After his first sighting of the Indian pangolin, Raju would often get a chance to see the animal near his lawn, and he figured that maybe the pangolin had made its burrow somewhere near the house. One fine evening as the sun was about to set, Raju decided to go looking for the burrow—from a safe distance, so that he would not disturb or scare the animal.

As Raju walked towards the back of his house, he saw a man with his face covered with a black cloth. The man had a knife in one hand and a rolled-up ball covered in scales in another hand. It was the pangolin! Raju screamed loudly at the man, who was startled and dropped the pangolin as he ran from the place. Raju’s father came running out of the house and saw the pangolin lying in front of them. Raju explained what had happened, and his dad immediately called all the nearby forest guards. When they arrived, they searched the area around the forest and found footprints leading away from the site. They followed the trail, which led them deep into the forest. The trail was difficult to follow, but the guards persisted.

They eventually came to a clearing where they found the black cloth and the knife Raju had mentioned earlier.

It was very quiet all around the forest, and then they heard someone’s heavy breathing coming from behind some large rocks. They quickly surrounded and caught the man before he could escape.
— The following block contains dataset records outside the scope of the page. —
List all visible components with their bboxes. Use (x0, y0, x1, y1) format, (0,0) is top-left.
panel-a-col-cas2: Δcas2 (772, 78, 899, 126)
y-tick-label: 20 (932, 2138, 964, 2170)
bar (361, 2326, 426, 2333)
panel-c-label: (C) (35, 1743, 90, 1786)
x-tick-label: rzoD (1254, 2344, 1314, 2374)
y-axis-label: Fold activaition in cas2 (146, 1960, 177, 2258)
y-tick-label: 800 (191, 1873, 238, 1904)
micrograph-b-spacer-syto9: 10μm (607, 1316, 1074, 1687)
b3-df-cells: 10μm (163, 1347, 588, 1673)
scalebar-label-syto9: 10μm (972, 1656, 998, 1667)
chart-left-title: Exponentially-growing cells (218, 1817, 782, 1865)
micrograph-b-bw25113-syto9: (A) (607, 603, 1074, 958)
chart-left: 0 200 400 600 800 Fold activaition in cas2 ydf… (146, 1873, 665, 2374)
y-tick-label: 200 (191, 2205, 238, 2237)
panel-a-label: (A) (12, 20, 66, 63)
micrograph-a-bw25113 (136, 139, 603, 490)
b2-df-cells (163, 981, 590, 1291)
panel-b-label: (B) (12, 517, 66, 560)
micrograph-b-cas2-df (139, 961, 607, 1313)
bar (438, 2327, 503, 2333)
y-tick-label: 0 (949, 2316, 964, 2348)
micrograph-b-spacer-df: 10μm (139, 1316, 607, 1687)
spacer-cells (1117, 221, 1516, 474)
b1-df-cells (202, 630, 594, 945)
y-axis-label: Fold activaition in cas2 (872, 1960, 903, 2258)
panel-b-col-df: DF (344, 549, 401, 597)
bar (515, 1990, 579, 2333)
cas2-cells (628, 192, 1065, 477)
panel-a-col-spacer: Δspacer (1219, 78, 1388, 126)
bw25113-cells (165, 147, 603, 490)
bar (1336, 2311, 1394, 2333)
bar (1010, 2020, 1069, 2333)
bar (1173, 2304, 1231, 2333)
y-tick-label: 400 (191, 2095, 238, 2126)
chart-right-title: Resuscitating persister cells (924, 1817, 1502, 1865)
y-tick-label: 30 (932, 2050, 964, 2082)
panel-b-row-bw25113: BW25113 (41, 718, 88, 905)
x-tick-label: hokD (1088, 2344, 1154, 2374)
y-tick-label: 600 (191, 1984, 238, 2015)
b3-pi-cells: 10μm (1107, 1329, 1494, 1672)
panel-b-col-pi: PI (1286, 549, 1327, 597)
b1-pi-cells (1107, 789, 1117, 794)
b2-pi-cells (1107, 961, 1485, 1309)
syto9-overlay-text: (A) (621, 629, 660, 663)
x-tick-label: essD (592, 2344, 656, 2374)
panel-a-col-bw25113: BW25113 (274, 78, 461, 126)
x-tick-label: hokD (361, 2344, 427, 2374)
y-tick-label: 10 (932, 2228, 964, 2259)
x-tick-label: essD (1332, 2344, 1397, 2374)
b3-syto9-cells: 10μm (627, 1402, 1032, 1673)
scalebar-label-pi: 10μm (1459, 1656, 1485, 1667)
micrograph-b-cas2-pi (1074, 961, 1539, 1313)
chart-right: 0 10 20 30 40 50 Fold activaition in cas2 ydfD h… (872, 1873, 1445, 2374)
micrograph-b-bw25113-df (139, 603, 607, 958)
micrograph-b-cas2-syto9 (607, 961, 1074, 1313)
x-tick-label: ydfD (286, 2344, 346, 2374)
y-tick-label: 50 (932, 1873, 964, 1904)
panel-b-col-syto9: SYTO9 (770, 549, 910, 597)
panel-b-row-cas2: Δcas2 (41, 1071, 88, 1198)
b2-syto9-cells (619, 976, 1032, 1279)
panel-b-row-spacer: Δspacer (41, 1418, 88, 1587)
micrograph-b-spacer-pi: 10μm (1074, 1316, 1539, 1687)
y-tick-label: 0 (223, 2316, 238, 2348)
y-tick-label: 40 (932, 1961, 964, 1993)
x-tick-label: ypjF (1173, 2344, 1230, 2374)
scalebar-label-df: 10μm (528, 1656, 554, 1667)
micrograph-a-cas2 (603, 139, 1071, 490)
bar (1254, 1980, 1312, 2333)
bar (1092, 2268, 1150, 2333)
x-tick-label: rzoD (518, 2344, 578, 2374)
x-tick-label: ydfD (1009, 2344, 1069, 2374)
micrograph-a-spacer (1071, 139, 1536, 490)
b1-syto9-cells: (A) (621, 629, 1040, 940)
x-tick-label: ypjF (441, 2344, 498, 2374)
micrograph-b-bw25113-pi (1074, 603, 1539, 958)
The guards launched a full investigation and soon discovered that the man was a poacher who was planning to sell the pangolin on the black market to some collectors. The collectors had offered a large sum of money for the animal, and the poacher had a family to feed. The police arrested the poacher and charged him with several counts of animal cruelty and theft.

As for the pangolin, after it was dropped by the poacher, it eventually unrolled itself and opened its eyes. It could see Raju watching over him from a safe distance; it gave the boy a long look as if thanking him for saving its life. The pangolin then moved back into its burrow.

Raju was very happy that the poacher was arrested and that the pangolin was safe. However, he also knew that this was just one battle in the ongoing struggle to protect endangered animals. He vowed to be more vigilant and to do everything he could to help, such as spreading awareness about the animal.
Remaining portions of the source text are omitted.